Atlanta Braves – No. 49
- Outfielder
- Born: May 13, 1997 (age 29) San Diego, California, U.S.
- Bats: LeftThrows: Left

MLB debut
- September 5, 2024, for the Minnesota Twins

MLB statistics (through 2026 season)
- Batting average: .118
- Home runs: 3
- Runs batted in: 10
- Stats at Baseball Reference

Teams
- Minnesota Twins (2024–2025); Atlanta Braves (2026–present);

= DaShawn Keirsey Jr. =

American baseball player (born 1997)

DaShawn Robert Keirsey Jr. (born May 13, 1997) is an American professional baseball outfielder for the Atlanta Braves of Major League Baseball (MLB). He has previously played in MLB for the Minnesota Twins.

==Amateur career==
Keirsey attended Helix High School in La Mesa, California and played college baseball at the University of Utah for the Utes. As a junior in 2018, he hit .386 with four home runs, 22 RBI, and 23 doubles over 50 games.

==Professional career==
===Minnesota Twins===
Keirsey was selected by the Minnesota Twins in the fourth round with the 124th overall selection of the 2018 Major League Baseball draft. Keirsey made his professional debut with the rookie–level Elizabethton Twins. He split 2019 between Elizabethton and the Single–A Cedar Rapids Kernels, slashing .150/.266/.170 with no home runs, 14 RBI, and three stolen bases across 173 plate appearances in 43 games for the two affiliates. He did not play in a game in 2020 due to the cancellation of the minor league season because of the COVID-19 pandemic.

Keirsey returned to action in 2021 with Cedar Rapids and the rookie–level Florida Complex League Twins. In 177 plate appearances over 48 games, he batted .211/.305/.428 with seven home runs, 24 RBI, and 11 stolen bases. Keirsey spent the 2022 campaign with the Double–A Wichita Wind Surge, hitting .271/.329/.395 with seven home runs, 48 RBI, and 42 stolen bases across 121 games. In 2023, Keirsey split the year between Wichita and the Triple–A St. Paul Saints. In 130 total games, he slashed .294/.366/.455 with career–highs in home runs (15) and RBI (61), as well as 39 stolen bases.

Keirsey began the 2024 season with St. Paul, batting .292/.363/.477 with 14 home runs, 75 RBI, and 36 stolen bases over 103 games. On September 5, 2024, Keirsey was selected to the 40-man roster and promoted to the major leagues for the first time, where he batted 2-for-14 (.154). He became the 21st Ute to debut in the majors.

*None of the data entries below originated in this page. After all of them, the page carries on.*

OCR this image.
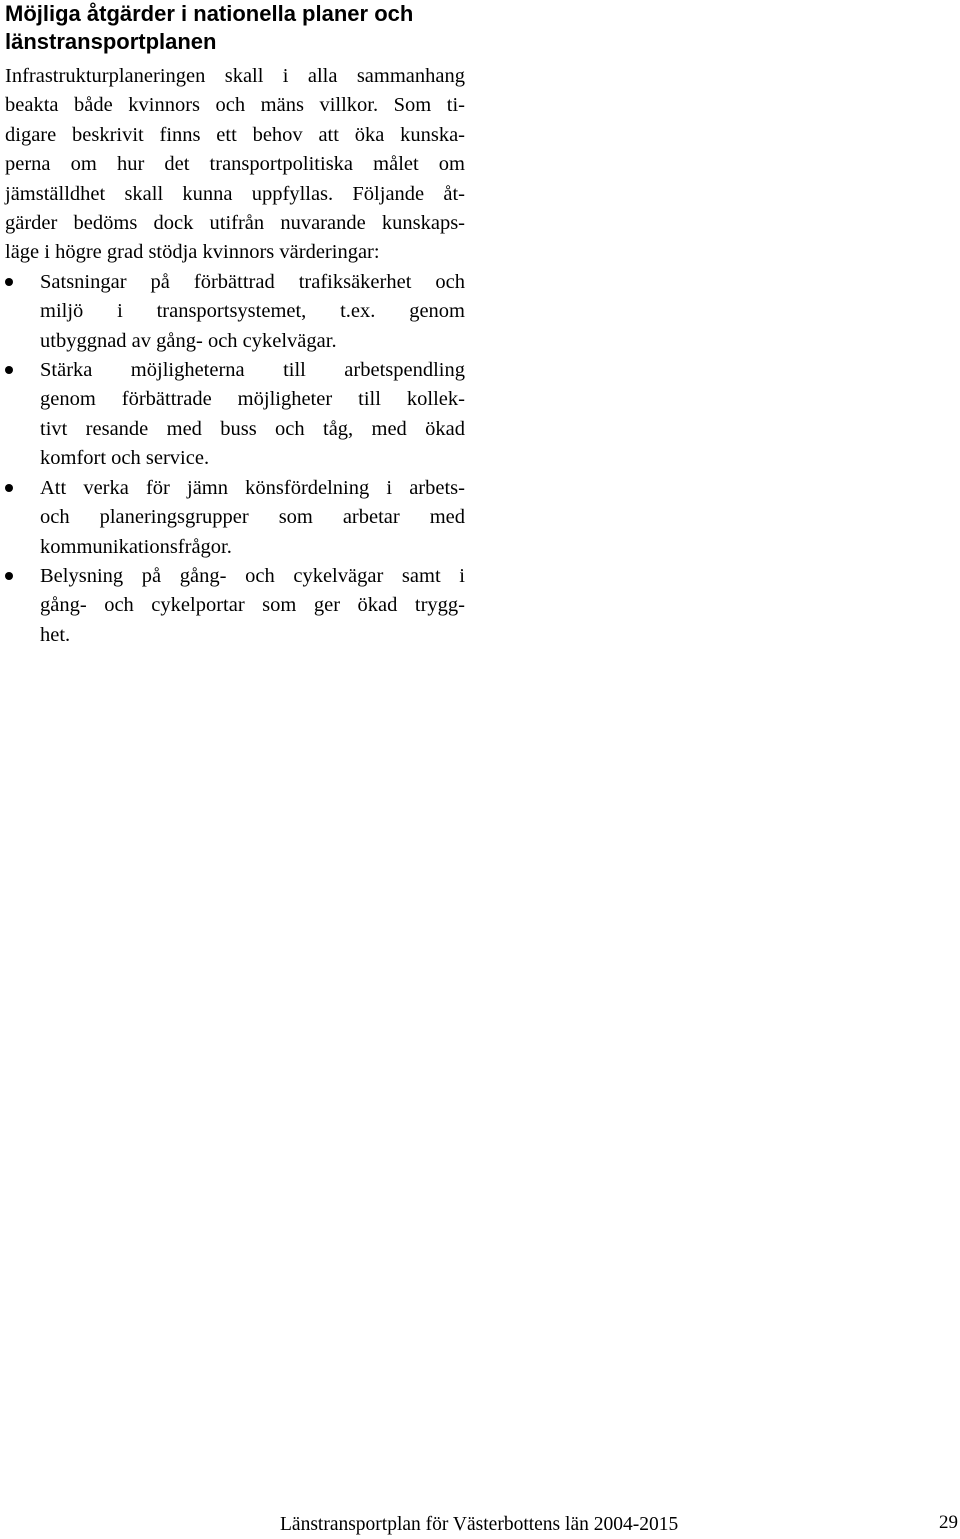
Möjliga åtgärder i nationella planer och
länstransportplanen

Infrastrukturplaneringen skall i alla sammanhang
beakta både kvinnors och mäns villkor. Som ti-
digare beskrivit finns ett behov att öka kunska-
perna om hur det transportpolitiska målet om
jämställdhet skall kunna uppfyllas. Följande åt-
gärder bedöms dock utifrån nuvarande kunskaps-
läge i högre grad stödja kvinnors värderingar:

Satsningar på förbättrad trafiksäkerhet och
miljö i transportsystemet, t.ex. genom
utbyggnad av gång- och cykelvägar.
Stärka möjligheterna till arbetspendling
genom förbättrade möjligheter till kollek-
tivt resande med buss och tåg, med ökad
komfort och service.
Att verka för jämn könsfördelning i arbets-
och planeringsgrupper som arbetar med
kommunikationsfrågor.
Belysning på gång- och cykelvägar samt i
gång- och cykelportar som ger ökad trygg-
het.
Länstransportplan för Västerbottens län 2004-2015	29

Keirsey delivered a walk-off single against the San Francisco Giants on May 11, 2025. In 74 appearances for Minnesota, he batted .107/.138/.179 with two home runs, six RBI, and 10 stolen bases. Keirsey was designated for assignment by the Twins following the acquisition of Alex Jackson on November 21. He was non-tendered by Minnesota the same day and became a free agent.

===Atlanta Braves===
On December 18, 2025, Keirsey signed a minor league contract with the Atlanta Braves. On June 4, 2026, the Braves added Keirsey to their 40-man roster and subsequently optioned him to the Triple-A Gwinnett Stripers. On September 11, he was recalled to the major league roster.